We use OpenCV to implement video capture with webcams. OpenCV assigns each camera connected to the computer an index with the system default camera having index '0'. This index should be used as the address when declaring the pybehave component. OpenCV has no consistent system for assigning indices to cameras, so we recommend trying every index beginning from '0' if you have multiple cameras connected to the system and want to identify the correct one.

An example AddressFile line for a webcam is shown below:

addresses.add_component("cam", "Video", "vs", "0", None, {"fr":30,"row":0,"col":0, "col_span":0,"row_span":0})

Imaging Source¶

The Imaging Source manufactures high-end industrial cameras that have been used in some animal research applications. Using their provided API, we've integrated acquisition from Imaging Source cameras into the pybehave VideoSource framework. When using these cameras, the address is full serial number for the corresponding camera.

An example AddressFile line for an Imagine Source camera is shown below:

addresses.add_component("cam", "Video", "vs", "DFK Z30GP031 41910044", None, {"fr":30,"row":0,"col":0, "col_span":0,"row_span":0,"vid_type":"imaging_source"})

HikVisionSource¶

One option that the TNEL has had a lot of success with is using traditional security system (DVR) hardware to manage our video recordings. These systems are very reliable, support many feeds, and are far less expensive than traditional researcher-facing tools. In particular, we use HikVision DVRs because they have a well documented and robust API for controlling recordings over the local network.

Setup¶

After following the DVR's own manual to set up the hardware you will need to link it to the HikVisionSource in pybehave. This requires three pieces of information: the DVR IP, the admin username, and the admin password. The easiest way to find the IP is via the free iVMS-4200 software tool. Relatedly, because this software exists, the HikVisionSource does not directly visualize the feeds, and we encourage users to use the existing streaming service in the tool. To identify the IP, enter the Device Management page and click Device on the top of the right panel. From here, click Online Devices to show the online device list at the bottom of the page.

Add the device that corresponds to your DVR using the username and password you configured during set up. If this device is added successfully, the IP you need for linking to pybehave will be shown in the IPv4 column.

With these three pieces of information, you should be able to copy them to the corresponding fields in the HikVisionSource creation dialog:

Addresses¶

Addresses for HikVision BNC cameras are split into two parts: the channel number and the stream type. The channel number corresponds to the location the camera was physically plugged into the DVR. The stream type will either be '01' for the main stream or '02' for the substream.

An example AddressFile line for a HikVision BNC camera plugged into the third input is shown below:

addresses.add_component('video', 'Video', 'hvs', '301')

Additional notes¶

When a recording is started, a small black overlay will be added in the bottom left corner of the video as a sync marker.

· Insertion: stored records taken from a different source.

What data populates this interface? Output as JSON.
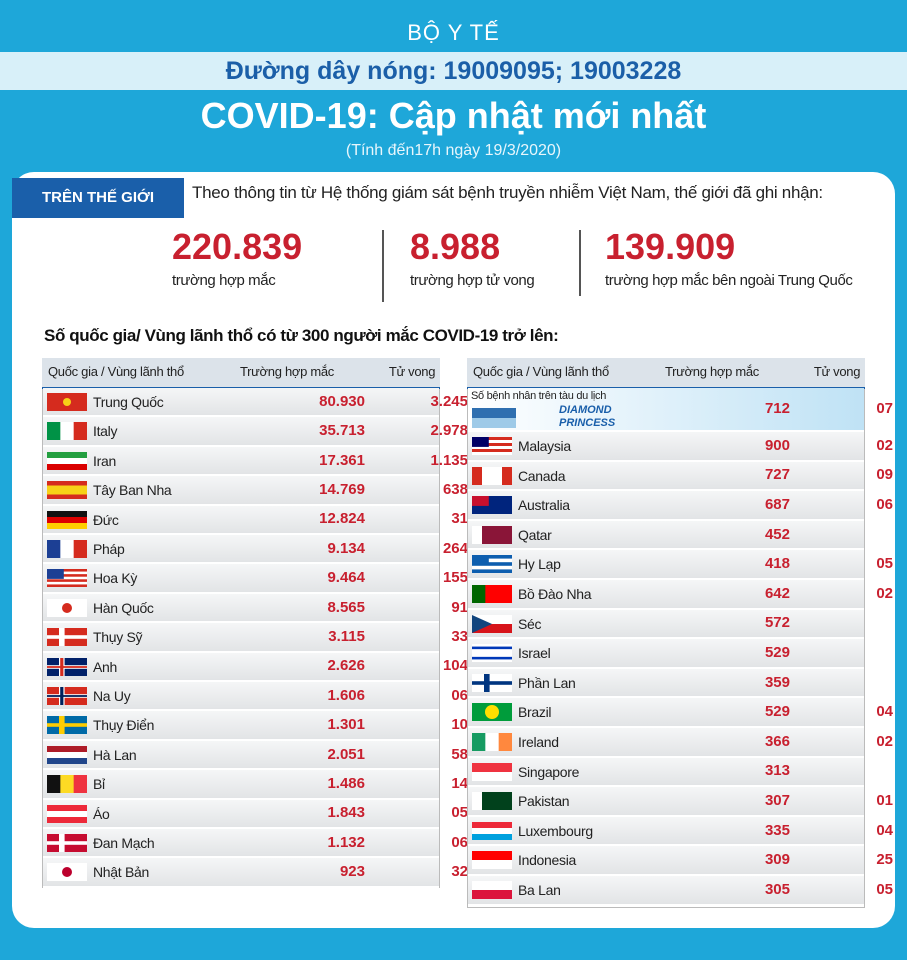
{
  "header": {
    "org": "BỘ Y TẾ",
    "hotline": "Đường dây nóng: 19009095; 19003228",
    "title": "COVID-19: Cập nhật mới nhất",
    "subtitle": "(Tính đến17h ngày 19/3/2020)"
  },
  "world": {
    "tag": "TRÊN THẾ GIỚI",
    "intro": "Theo thông tin từ Hệ thống giám sát bệnh truyền nhiễm Việt Nam, thế giới đã ghi nhận:",
    "stats": [
      {
        "value": "220.839",
        "label": "trường hợp mắc"
      },
      {
        "value": "8.988",
        "label": "trường hợp tử vong"
      },
      {
        "value": "139.909",
        "label": "trường hợp  mắc bên ngoài Trung Quốc"
      }
    ]
  },
  "tables": {
    "heading": "Số quốc gia/ Vùng lãnh thổ có từ 300 người  mắc COVID-19 trở lên:",
    "left": {
      "columns": [
        "Quốc gia / Vùng lãnh thổ",
        "Trường hợp mắc",
        "Tử vong"
      ],
      "rows": [
        [
          "Trung Quốc",
          "80.930",
          "3.245"
        ],
        [
          "Italy",
          "35.713",
          "2.978"
        ],
        [
          "Iran",
          "17.361",
          "1.135"
        ],
        [
          "Tây Ban Nha",
          "14.769",
          "638"
        ],
        [
          "Đức",
          "12.824",
          "31"
        ],
        [
          "Pháp",
          "9.134",
          "264"
        ],
        [
          "Hoa Kỳ",
          "9.464",
          "155"
        ],
        [
          "Hàn Quốc",
          "8.565",
          "91"
        ],
        [
          "Thụy Sỹ",
          "3.115",
          "33"
        ],
        [
          "Anh",
          "2.626",
          "104"
        ],
        [
          "Na Uy",
          "1.606",
          "06"
        ],
        [
          "Thụy Điển",
          "1.301",
          "10"
        ],
        [
          "Hà Lan",
          "2.051",
          "58"
        ],
        [
          "Bỉ",
          "1.486",
          "14"
        ],
        [
          "Áo",
          "1.843",
          "05"
        ],
        [
          "Đan Mạch",
          "1.132",
          "06"
        ],
        [
          "Nhật Bản",
          "923",
          "32"
        ]
      ]
    },
    "right": {
      "columns": [
        "Quốc gia / Vùng lãnh thổ",
        "Trường hợp mắc",
        "Tử vong"
      ],
      "ship_name": "DIAMOND PRINCESS",
      "rows": [
        [
          "Số bệnh nhân trên tàu du lịch",
          "712",
          "07"
        ],
        [
          "Malaysia",
          "900",
          "02"
        ],
        [
          "Canada",
          "727",
          "09"
        ],
        [
          "Australia",
          "687",
          "06"
        ],
        [
          "Qatar",
          "452"
        ],
        [
          "Hy Lạp",
          "418",
          "05"
        ],
        [
          "Bồ Đào Nha",
          "642",
          "02"
        ],
        [
          "Séc",
          "572"
        ],
        [
          "Israel",
          "529"
        ],
        [
          "Phần Lan",
          "359"
        ],
        [
          "Brazil",
          "529",
          "04"
        ],
        [
          "Ireland",
          "366",
          "02"
        ],
        [
          "Singapore",
          "313"
        ],
        [
          "Pakistan",
          "307",
          "01"
        ],
        [
          "Luxembourg",
          "335",
          "04"
        ],
        [
          "Indonesia",
          "309",
          "25"
        ],
        [
          "Ba Lan",
          "305",
          "05"
        ]
      ]
    }
  }
}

Currently, this is a fixed size and remains active for the duration of the recording, but it could feasibly be varied or intermittent to handle task events. We use this marker to denote the time when the task started since the DVR feed will begin a few seconds before the recording start event is received. Once the recording is stopped, the video will be automatically downloaded in a separate thread to the subject data folder.